Literary naturalism—especially in the American tradition—is a useful mode to explore the significance of the nonhuman, since it can be utilized to focus on the various nonhuman creatures, objects, and natural and created environments that affect human beings. Brandt and Danielsson consider naturalism very broadly, in some instances focusing on authors readers might not immediately connect to literary naturalism. Authors addressed in the volume include Frank Norris, Jack London, Theodore Dreiser, Ernest Hemingway, Stephen Crane, Willa Cather, Edith Wharton, and others. The collection includes 15 essays (plus a helpful introduction cowritten by the editors) authored by an international collection of scholars of American literature who are informed by ecocriticism, animal studies, posthumanism, and cultural materialism. Essays typically rely on sophisticated theoretical positions, but the collection remains accessible and is overall an insightful and provocative exploration of the significance of the nonhuman in American literary naturalism. Recommended. Upper-division undergraduates through faculty.
— Choice Reviews
In this volume, scholars from Italy, Canada, Finland, Sweden, and the U.S.A. investigate works of American literary naturalism through the intersection of literature, culture, and the physical environment. By analyzing the Nonhuman elements surrounding human subjects in classic and contemporary naturalist writers, the contributors create fresh insights into the links between theory and criticism and the global ecological crisis.

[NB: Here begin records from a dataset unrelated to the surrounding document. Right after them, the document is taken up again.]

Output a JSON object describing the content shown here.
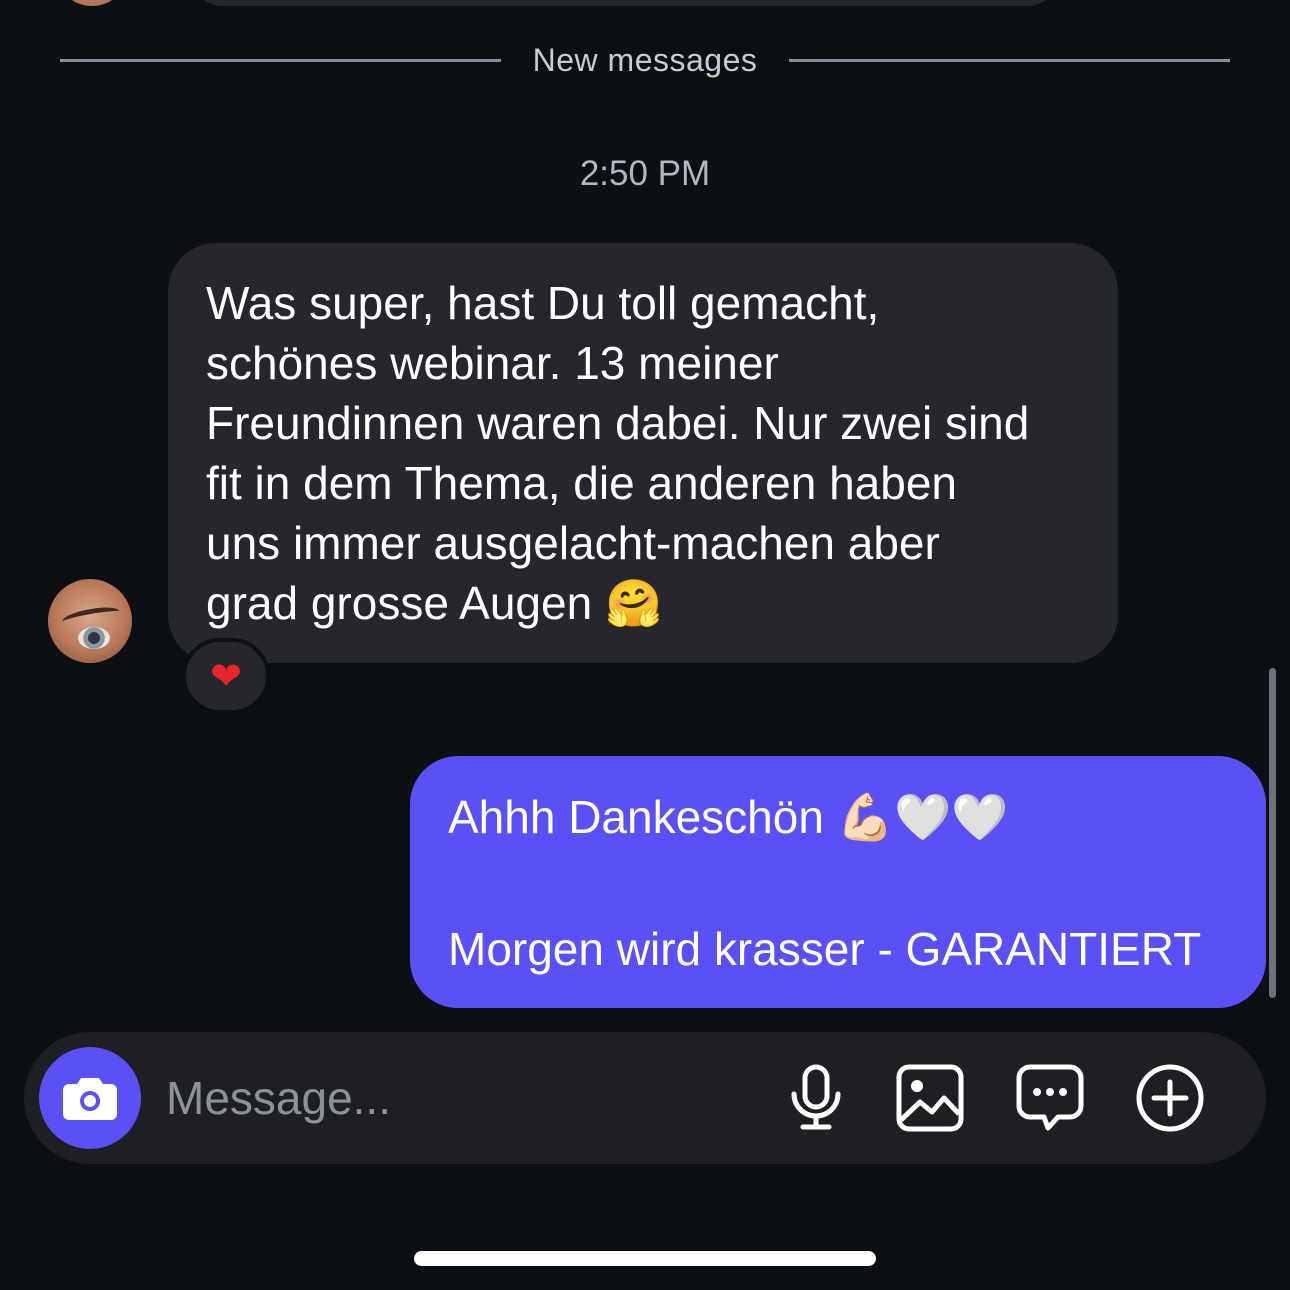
{
  "divider": {
    "label": "New messages"
  },
  "timestamp": "2:50 PM",
  "incoming_message": {
    "text": "Was super, hast Du toll gemacht,\nschönes webinar. 13 meiner\nFreundinnen waren dabei. Nur zwei sind\nfit in dem Thema, die anderen haben\nuns immer ausgelacht-machen aber\ngrad grosse Augen 🤗",
    "reaction": "❤"
  },
  "outgoing_message": {
    "line1": "Ahhh Dankeschön 💪🏻🤍🤍",
    "line2": "Morgen wird krasser - GARANTIERT"
  },
  "composer": {
    "placeholder": "Message...",
    "icons": {
      "camera": "camera-icon",
      "mic": "microphone-icon",
      "gallery": "image-icon",
      "sticker": "chat-bubble-icon",
      "plus": "plus-circle-icon"
    }
  },
  "colors": {
    "background": "#0c0f14",
    "incoming_bubble": "#25272c",
    "outgoing_bubble": "#5a50f5",
    "accent": "#5a50f5"
  }
}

— Susan Nuernberg, University of Wisconsin-Oshkosh
The Nonhuman in American Literary Naturalism is an illuminating and provocative collection that will stimulate readers to expand their humancentric perspectives to understand the role of the nonhuman—animals, but also entities, processes, and agricultural and urban spaces—in literary naturalism and also its heir, science fiction.
— Keith Newlin, Editor, The Oxford Handbook of American Literary Naturalism and The Oxford Handbook of American Literary Realism
This book makes a substantial contribution to ecocritical and animal studies scholarship. Engaging with (post)humanism, literary aesthetics, and cultural theory, the collection offers fascinating analyses of relationships between humans and Nature—wild and cultivated, constructed, imagined, represented, and speculative. These fresh, original readings demonstrate, more than ever, the continued relevance of American literary naturalism as a field for expanding conversations about humans’ interaction with the environment, human agency, ethics, and aesthetics.